Dimas tertegun mendengar ucapan Lani. Lima tahun ia dan Hanna terpisah, apakah mereka masih sah sebagai suami istri?

"Aku bisa menunggu, Bang-"

"Aku sudah punya anak, Lani!"

"Naura, kan namanya? Murid baru di kelas yang seharusnya sudah masuk TK. Dia anak yang manis, tidak susah untuk mendekatinya," ujar Lani terdengar percaya diri.

"Dengarkan aku. Aku bisa saja menikah lagi seperti saran warga, entah itu menikah denganmu atau wanita lainnya di desa ini. Tapi semua tidak semudah yang mereka katakan, karena aku mencintainya, entah dia masih istriku atau tidak!" ujar Dimas mantap.

Seketika raut wajah Lani berubah mendung.

"Kembalilah ke kelas. Aku juga banyak pekerjaan." Dimas berbalik, melangkah menuju mejanya tanpa mempedulikan Lani yang masih berdiri memandanginya di depan pintu yang terbuka. Ia mendudukkan diri di kursi, mengacak kasar rambutnya karena bayangan Hanna terus berputar memenuhi otaknya.

*****

"Tadi sekolahnya bagaimana?" Naura suka?"

Dimas mengalihkan fokus dari makanan yang hanya diaduk tanpa minat, melirik pada Hanna yang memulai pembicaraan pada Naura yang baru saja menyelesaikan makan siangnya. Sejak tadi pikirannya dikuasai bayangan wanita itu tentang apa yang mereka lakukan tadi dan keberanian Lani yang cukup mengusik, sehingga tidak sadar bahwa semua anggota keluarganya telah selesai makan termasuk Naura.

"Naula cuka, Mi. Teman Naula lucu, maca Naula dipanggil Kakak. Naula, kan cuma kakaknya Adek Ila aja," gumam Naura menimbulkan gelak tawa Pak Budi dan Bik Minah.

Sementara Dimas, menatap Naura dan Hanna bergantian. Lalu fokus pada Hanna yang tersenyum, senyum yang membuatnya terpaku.

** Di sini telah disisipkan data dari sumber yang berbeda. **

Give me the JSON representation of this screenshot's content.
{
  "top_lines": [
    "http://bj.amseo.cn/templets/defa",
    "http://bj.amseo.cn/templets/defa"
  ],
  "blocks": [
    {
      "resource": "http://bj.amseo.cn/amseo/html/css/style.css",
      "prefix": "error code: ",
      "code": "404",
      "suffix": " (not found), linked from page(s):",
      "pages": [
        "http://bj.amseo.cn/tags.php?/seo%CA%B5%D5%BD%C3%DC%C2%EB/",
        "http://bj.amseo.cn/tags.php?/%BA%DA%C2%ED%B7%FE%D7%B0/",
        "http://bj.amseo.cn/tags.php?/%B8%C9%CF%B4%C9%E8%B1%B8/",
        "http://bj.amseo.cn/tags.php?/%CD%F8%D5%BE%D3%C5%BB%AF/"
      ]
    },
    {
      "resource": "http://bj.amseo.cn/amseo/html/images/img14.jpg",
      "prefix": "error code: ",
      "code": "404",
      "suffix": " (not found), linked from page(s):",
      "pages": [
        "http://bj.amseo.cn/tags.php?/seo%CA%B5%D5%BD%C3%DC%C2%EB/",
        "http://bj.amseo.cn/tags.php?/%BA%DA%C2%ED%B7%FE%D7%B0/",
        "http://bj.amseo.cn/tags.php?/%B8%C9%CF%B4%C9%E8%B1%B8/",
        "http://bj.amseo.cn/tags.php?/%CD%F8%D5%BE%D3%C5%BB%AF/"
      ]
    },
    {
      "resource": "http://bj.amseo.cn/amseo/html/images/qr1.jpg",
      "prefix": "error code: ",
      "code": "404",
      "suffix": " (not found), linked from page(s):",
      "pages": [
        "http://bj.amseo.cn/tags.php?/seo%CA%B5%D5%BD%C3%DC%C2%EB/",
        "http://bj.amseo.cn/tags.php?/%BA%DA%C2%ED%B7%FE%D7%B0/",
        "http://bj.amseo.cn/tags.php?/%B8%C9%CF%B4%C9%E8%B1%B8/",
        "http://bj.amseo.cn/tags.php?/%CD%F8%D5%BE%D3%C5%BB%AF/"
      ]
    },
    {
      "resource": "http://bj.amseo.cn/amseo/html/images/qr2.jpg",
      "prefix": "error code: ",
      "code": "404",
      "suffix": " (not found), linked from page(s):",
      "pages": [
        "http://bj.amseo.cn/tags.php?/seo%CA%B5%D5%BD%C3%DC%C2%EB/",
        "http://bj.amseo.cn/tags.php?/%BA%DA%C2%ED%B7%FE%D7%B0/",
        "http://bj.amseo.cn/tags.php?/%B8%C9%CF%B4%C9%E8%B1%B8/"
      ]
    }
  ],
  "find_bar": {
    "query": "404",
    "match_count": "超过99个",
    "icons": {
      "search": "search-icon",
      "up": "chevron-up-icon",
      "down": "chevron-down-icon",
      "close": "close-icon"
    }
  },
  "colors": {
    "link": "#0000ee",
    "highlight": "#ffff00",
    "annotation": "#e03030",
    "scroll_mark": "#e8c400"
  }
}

"Nanti Naura juga bisa jadi Kakak kalau punya adik sendiri," kata Bik Minah dengan santainya. Hal itu langsung membuat senyum di wajah Hanna memudar, dan Dimas yang sejak tadi memandanginya langsung tersadar.

"Memangnya Naula bica punya Adik, Mi?" tanya Naura polos, menatap Hanna penasaran. 

Dimas diam memperhatikan reaksi Hanna yang mengatupkan bibirnya rapat, tampak menegang dan salah tingkah. Ia mengalihkan pandangan pada Naura, lalu kembali pada Hanna yang masih diam. Seketika sebuah ide terlintas di otaknya.